Sherlock woke up that morning on a train back to London with such fear that he caused alarm to the other passengers. Normally, he would have booked himself a suite, but he was feeling lazy the night before, and did not feel the need to ring up his brother for the money.

He had just been dreaming of the Fall, the day that proved that Sherlock Holmes did indeed have emotion. He felt fear and pain and loneliness, even while on that last phone call with John.

'Well, I suppose it would be called loneliness,' he had thought to himself, as he really did not know what constituted as "togetherness" versus "loneliness".

"Sorry, sir, but is this your phone? You appeared to have dropped it. I only heard it ringing now and-,"

"Yes, that's mine." Sherlock cut the woman off and took the phone, and checked it, only to receive three texts from the Woman (nothing important, mind you, just a "good-morning" and two other needy texts), and a phone call from Mycroft, probably asking him to come back for the sake of John's sanity. Oh Mycroft, how could he not know he could never see John again. Well, at least not up close. But that was why he was going back, to see John, from afar. He knew the temptation would be too great if he was in the same flat area as him, so he got Mycroft to rent him out a flat two streets down from it, so he could be at a distance, but still in a good area.

He got up and went into one of the bathrooms, locked the door, and called Mycroft. After two rings, the voice on the other end picked up.

"Hello, Sherlock. Your train arrives today, and I suppose you need some sort of transport?"

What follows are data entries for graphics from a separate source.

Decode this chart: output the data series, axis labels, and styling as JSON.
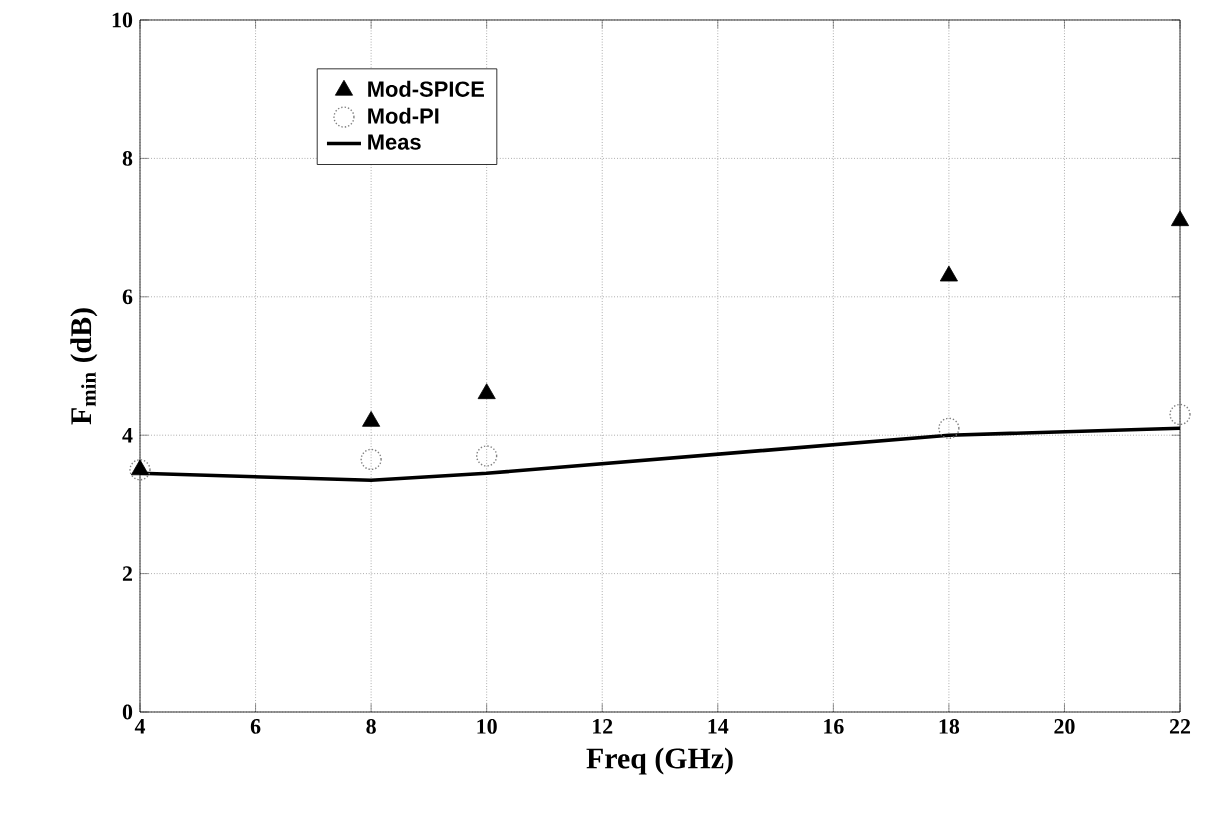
{
  "chart_data": {
    "type": "scatter",
    "xlabel": "Freq (GHz)",
    "ylabel": "F$_{min}$ (dB)",
    "x": [
      4,
      8,
      10,
      18,
      22
    ],
    "series": [
      {
        "name": "Mod-SPICE",
        "marker": "triangle",
        "color": "#000000",
        "values": [
          3.5,
          4.2,
          4.6,
          6.3,
          7.1
        ]
      },
      {
        "name": "Mod-PI",
        "marker": "circle",
        "color": "#808080",
        "values": [
          3.5,
          3.65,
          3.7,
          4.1,
          4.3
        ]
      },
      {
        "name": "Meas",
        "type": "line",
        "marker": "none",
        "line_style": "solid",
        "color": "#000000",
        "values": [
          3.45,
          3.35,
          3.45,
          4.0,
          4.1
        ]
      }
    ],
    "xlim": [
      4,
      22
    ],
    "ylim": [
      0,
      10
    ],
    "xticks": [
      4,
      6,
      8,
      10,
      12,
      14,
      16,
      18,
      20,
      22
    ],
    "yticks": [
      0,
      2,
      4,
      6,
      8,
      10
    ],
    "grid": true,
    "legend": "top left"
  }
}
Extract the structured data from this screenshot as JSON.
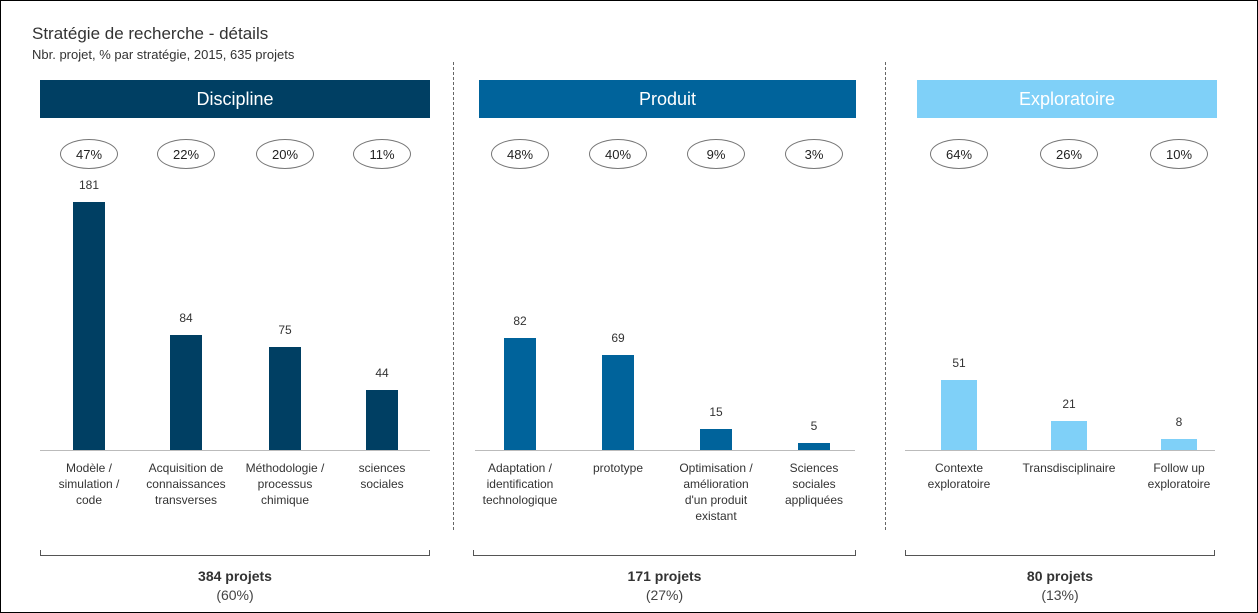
{
  "title": "Stratégie de recherche - détails",
  "subtitle": "Nbr. projet, % par stratégie, 2015, 635 projets",
  "chart_data": [
    {
      "type": "bar",
      "title": "Discipline",
      "color": "#003f63",
      "categories": [
        "Modèle /\nsimulation /\ncode",
        "Acquisition de\nconnaissances\ntransverses",
        "Méthodologie /\nprocessus\nchimique",
        "sciences\nsociales"
      ],
      "values": [
        181,
        84,
        75,
        44
      ],
      "percentages": [
        "47%",
        "22%",
        "20%",
        "11%"
      ],
      "total_label": "384 projets",
      "total_pct": "(60%)"
    },
    {
      "type": "bar",
      "title": "Produit",
      "color": "#00639b",
      "categories": [
        "Adaptation /\nidentification\ntechnologique",
        "prototype",
        "Optimisation /\namélioration\nd'un produit\nexistant",
        "Sciences\nsociales\nappliquées"
      ],
      "values": [
        82,
        69,
        15,
        5
      ],
      "percentages": [
        "48%",
        "40%",
        "9%",
        "3%"
      ],
      "total_label": "171 projets",
      "total_pct": "(27%)"
    },
    {
      "type": "bar",
      "title": "Exploratoire",
      "color": "#7fd0f8",
      "categories": [
        "Contexte\nexploratoire",
        "Transdisciplinaire",
        "Follow up\nexploratoire"
      ],
      "values": [
        51,
        21,
        8
      ],
      "percentages": [
        "64%",
        "26%",
        "10%"
      ],
      "total_label": "80 projets",
      "total_pct": "(13%)"
    }
  ]
}
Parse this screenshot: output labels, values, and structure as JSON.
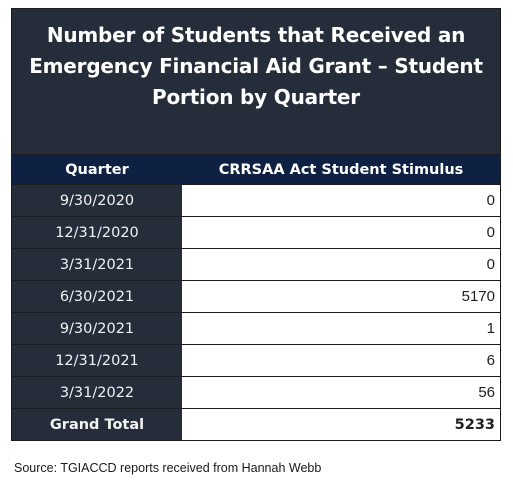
{
  "report": {
    "title_lines": [
      "Number of Students that Received an",
      "Emergency Financial Aid Grant – Student",
      "Portion by Quarter"
    ],
    "columns": [
      "Quarter",
      "CRRSAA Act Student Stimulus"
    ],
    "rows": [
      {
        "quarter": "9/30/2020",
        "value": "0"
      },
      {
        "quarter": "12/31/2020",
        "value": "0"
      },
      {
        "quarter": "3/31/2021",
        "value": "0"
      },
      {
        "quarter": "6/30/2021",
        "value": "5170"
      },
      {
        "quarter": "9/30/2021",
        "value": "1"
      },
      {
        "quarter": "12/31/2021",
        "value": "6"
      },
      {
        "quarter": "3/31/2022",
        "value": "56"
      }
    ],
    "total": {
      "label": "Grand Total",
      "value": "5233"
    }
  },
  "source": "Source: TGIACCD reports received from Hannah Webb",
  "colors": {
    "title_background": "#252d3a",
    "header_background": "#0e2142",
    "quarter_background": "#252d3a",
    "value_background": "#ffffff"
  }
}
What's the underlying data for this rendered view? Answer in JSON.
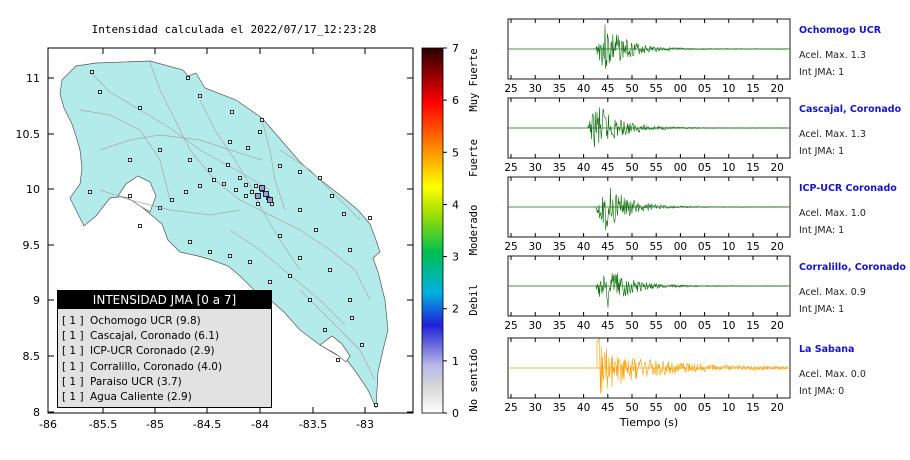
{
  "map": {
    "title": "Intensidad calculada el 2022/07/17_12:23:28",
    "lon_ticks": [
      "-86",
      "-85.5",
      "-85",
      "-84.5",
      "-84",
      "-83.5",
      "-83"
    ],
    "lat_ticks": [
      "11",
      "10.5",
      "10",
      "9.5",
      "9",
      "8.5",
      "8"
    ],
    "land_color": "#b3ebeb",
    "colorbar": {
      "ticks": [
        "7",
        "6",
        "5",
        "4",
        "3",
        "2",
        "1",
        "0"
      ],
      "labels": [
        "Muy Fuerte",
        "Fuerte",
        "Moderado",
        "Debil",
        "No sentido"
      ]
    },
    "legend": {
      "title": "INTENSIDAD JMA [0 a 7]",
      "items": [
        {
          "code": "[ 1 ]",
          "label": "Ochomogo UCR (9.8)"
        },
        {
          "code": "[ 1 ]",
          "label": "Cascajal, Coronado (6.1)"
        },
        {
          "code": "[ 1 ]",
          "label": "ICP-UCR Coronado (2.9)"
        },
        {
          "code": "[ 1 ]",
          "label": "Corralillo, Coronado (4.0)"
        },
        {
          "code": "[ 1 ]",
          "label": "Paraiso UCR (3.7)"
        },
        {
          "code": "[ 1 ]",
          "label": "Agua Caliente (2.9)"
        }
      ]
    }
  },
  "traces": {
    "time_ticks": [
      "25",
      "30",
      "35",
      "40",
      "45",
      "50",
      "55",
      "00",
      "05",
      "10",
      "15",
      "20"
    ],
    "xlabel": "Tiempo (s)",
    "stations": [
      {
        "name": "Ochomogo UCR",
        "accel": "Acel. Max. 1.3",
        "int": "Int JMA: 1",
        "color": "#0a6e0a"
      },
      {
        "name": "Cascajal, Coronado",
        "accel": "Acel. Max. 1.3",
        "int": "Int JMA: 1",
        "color": "#0a6e0a"
      },
      {
        "name": "ICP-UCR Coronado",
        "accel": "Acel. Max. 1.0",
        "int": "Int JMA: 1",
        "color": "#0a6e0a"
      },
      {
        "name": "Corralillo, Coronado",
        "accel": "Acel. Max. 0.9",
        "int": "Int JMA: 1",
        "color": "#0a6e0a"
      },
      {
        "name": "La Sabana",
        "accel": "Acel. Max. 0.0",
        "int": "Int JMA: 0",
        "color": "#f5a000"
      }
    ]
  }
}
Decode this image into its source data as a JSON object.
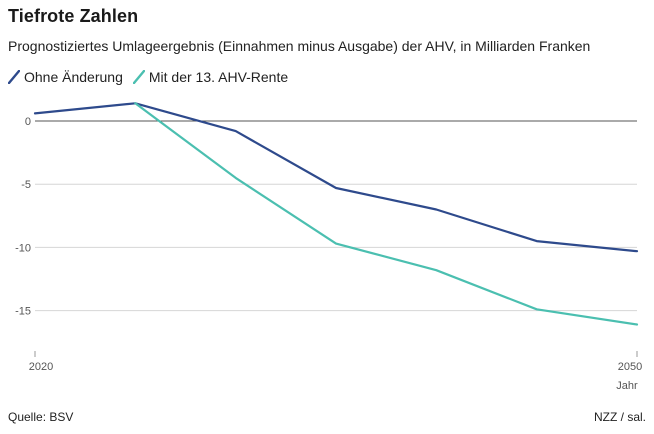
{
  "title": "Tiefrote Zahlen",
  "subtitle": "Prognostiziertes Umlageergebnis (Einnahmen minus Ausgabe) der AHV, in Milliarden Franken",
  "source": "Quelle: BSV",
  "credit": "NZZ / sal.",
  "colors": {
    "series1": "#2e4a8c",
    "series2": "#4bbfb0",
    "grid": "#d6d6d6",
    "zero": "#555555"
  },
  "chart_data": {
    "type": "line",
    "x": [
      2020,
      2025,
      2030,
      2035,
      2040,
      2045,
      2050
    ],
    "xticks": [
      "2020",
      "2050"
    ],
    "xlabel": "Jahr",
    "ylabel": "",
    "ylim": [
      -18,
      2
    ],
    "yticks": [
      0,
      -5,
      -10,
      -15
    ],
    "ytick_labels": [
      "0",
      "-5",
      "-10",
      "-15"
    ],
    "series": [
      {
        "name": "Ohne Änderung",
        "x": [
          2020,
          2025,
          2030,
          2035,
          2040,
          2045,
          2050
        ],
        "values": [
          0.6,
          1.4,
          -0.8,
          -5.3,
          -7.0,
          -9.5,
          -10.3
        ]
      },
      {
        "name": "Mit der 13. AHV-Rente",
        "x": [
          2025,
          2030,
          2035,
          2040,
          2045,
          2050
        ],
        "values": [
          1.4,
          -4.5,
          -9.7,
          -11.8,
          -14.9,
          -16.1
        ]
      }
    ]
  }
}
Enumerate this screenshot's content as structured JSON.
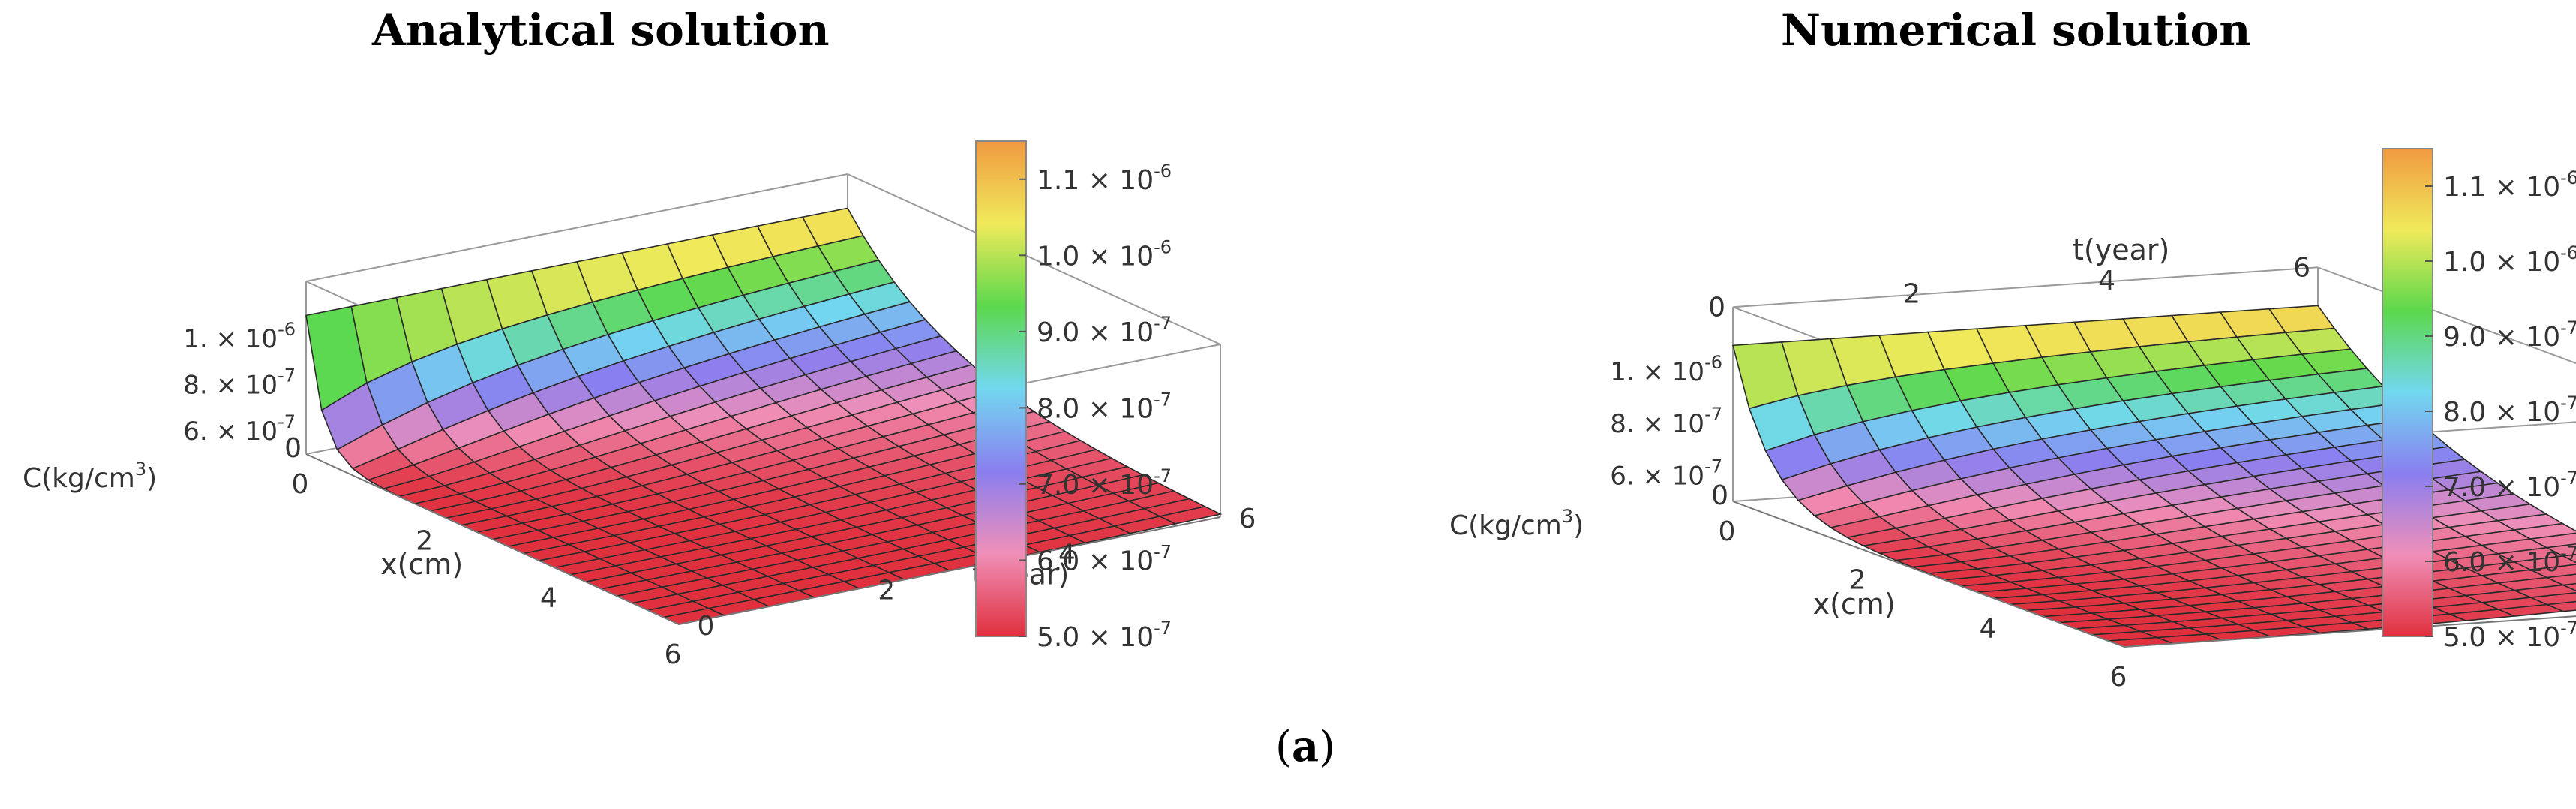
{
  "figure": {
    "caption_open": "(",
    "caption_label": "a",
    "caption_close": ")"
  },
  "chart_data": [
    {
      "type": "surface",
      "title": "Analytical solution",
      "zlabel": "C(kg/cm",
      "zlabel_sup": "3",
      "zlabel_close": ")",
      "xlabel": "x(cm)",
      "ylabel": "t(year)",
      "x_ticks": [
        "0",
        "2",
        "4",
        "6"
      ],
      "y_ticks": [
        "0",
        "2",
        "4",
        "6"
      ],
      "z_ticks": [
        {
          "value": 6e-07,
          "mant": "6.",
          "exp": "-7"
        },
        {
          "value": 8e-07,
          "mant": "8.",
          "exp": "-7"
        },
        {
          "value": 1e-06,
          "mant": "1.",
          "exp": "-6"
        }
      ],
      "xlim": [
        0,
        6
      ],
      "ylim": [
        0,
        6
      ],
      "zlim": [
        5e-07,
        1.15e-06
      ],
      "boundary_value": 1.1e-06,
      "background_value": 5e-07,
      "grid": true
    },
    {
      "type": "surface",
      "title": "Numerical solution",
      "zlabel": "C(kg/cm",
      "zlabel_sup": "3",
      "zlabel_close": ")",
      "xlabel": "x(cm)",
      "ylabel": "t(year)",
      "x_ticks": [
        "0",
        "2",
        "4",
        "6"
      ],
      "y_ticks": [
        "0",
        "2",
        "4",
        "6"
      ],
      "z_ticks": [
        {
          "value": 6e-07,
          "mant": "6.",
          "exp": "-7"
        },
        {
          "value": 8e-07,
          "mant": "8.",
          "exp": "-7"
        },
        {
          "value": 1e-06,
          "mant": "1.",
          "exp": "-6"
        }
      ],
      "xlim": [
        0,
        6
      ],
      "ylim": [
        0,
        6
      ],
      "zlim": [
        5e-07,
        1.15e-06
      ],
      "boundary_value": 1.1e-06,
      "background_value": 5e-07,
      "grid": true
    }
  ],
  "colorbar": {
    "entries": [
      {
        "value": 1.1e-06,
        "mant": "1.1",
        "exp": "-6"
      },
      {
        "value": 1e-06,
        "mant": "1.0",
        "exp": "-6"
      },
      {
        "value": 9e-07,
        "mant": "9.0",
        "exp": "-7"
      },
      {
        "value": 8e-07,
        "mant": "8.0",
        "exp": "-7"
      },
      {
        "value": 7e-07,
        "mant": "7.0",
        "exp": "-7"
      },
      {
        "value": 6e-07,
        "mant": "6.0",
        "exp": "-7"
      },
      {
        "value": 5e-07,
        "mant": "5.0",
        "exp": "-7"
      }
    ],
    "colors": [
      "#e0303e",
      "#f08fb8",
      "#8a7ef0",
      "#72d8f0",
      "#5cd84c",
      "#f0ea5a",
      "#f09a40"
    ],
    "range": [
      5e-07,
      1.15e-06
    ]
  }
}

"Yes, that would be good."

"John asked about you yesterday."

He never did put anything lightly, always getting to the main point of the conversation, never skirting around the topic. This particular topic made Sherlock's stomach drop, out of fear or longing to see his friend, his only friend, again, he did not know.

"Oh, yes? And what about? Wanting to know perhaps why he hasn't been terrorized by any of Moriarty's henchmen? Maybe because I took them all down?" he said with such agitation that anyone else would be so eager to know what possessed him to do such a thing.

"No, it was about us. Or rather, what happened between us."

"And what did you tell him?" said a now worried Sherlock.

"Nothing. I told him nothing. I figured, once you got back, that you would tell him."

Sherlock could almost see the smirk on Mycroft's face. Of course he would want Sherlock to tell John of their "falling out". Of course he would want Sherlock to tell John, first hand, why he became so inept at caring.

"I hate you Mycroft."

"Why?"

"Because you care."

Those were the three words that started the everlasting enmity between the brothers, the three words that started the everlasting frost on Sherlock's heart. The ice had thawed when he had met John, but soon after the Fall, he built up the barrier once again, and deleted all unnecessary thoughts that, until quit recently, were all John.

"So...you figure that I'll talk to him again."

"If there is nothing preventing you, like you say there is not, I suggest you talk, yes."

"No."

"He cares, Sherlock. Still. I don't know what possessed him to take such a liking, but he's strikingly loyal. Please do tell him, for his sake and yours."

"I can't, Mycroft, you know that perfectly well."

"If Moriarty's...posse...is out of the way-"

"They are. I assure you."

"Then I see no reason for you not to see him again. You still care for him too, I can hear it in your voice now."

"I don't care. I just want to go back home to London is all."

"And what makes it your home, Sherlock? Ponder that."